DI Douche: Hey, if you aren’t a dealer or wearing this (pointing at his beret) you can’t bring that drink in there.
Me: I’m not, I’m merely looking in the dealer’s room, so fuck off.
My second exposure to them was later that evening when I (again, badge prominently pinned on chest …a yellow card in the midst of an expansive black hoodie sans sleeves) walked through the rather congested choke point (congested, mind you, by the 8 or 9 DI folks clustered in the hall joking around with one another) and was halted by a hand placed in the center of my chest. Not a fan of unsolicited physical contact, I peeled the hand off of my by the little finger and regarded the owner of the hand with a look designed to indicate my displeasure and the phrase, “That is not a very good idea if you like your hand.” My badge was reviewed and I walked past without further incident.

I later stood in the hall and watched the DI accost a female friend in an entirely unnecessary, unprovoked, and probably illegal physical manner. I also heard tell of the same happening to several others. So overboard was the security that even the open event that happened late in the mid day on Sunday had to have someone escort unbadged participants past an overzealous gaggle of berets.
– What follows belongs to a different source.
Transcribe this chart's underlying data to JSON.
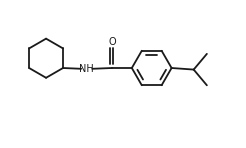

This is not new to this year, but each year it becomes more and more an issue. It should be noted that Penguicon, ConFusion, and (to the best of my knowledge) ConVocation manage to run remarkably larger events with more attendees, more participants, and more function space without security at all, let alone the self-appointed mercenaries of fandom. Next year, ’Clave will not be getting my money, but I will be emailing the registration and chair email addresses when I *would* have purchased a membership to explain why I am not going to be providing them my money so long as the DI is running security. I like the con, and I would LOVE to help them out in any way that I can...but I simply cannot bring myself to continue to support a convention that has such disdain for its community that it treats its patrons so poorly—no con should require paying attendees go through a TSA checkpoint to see the show.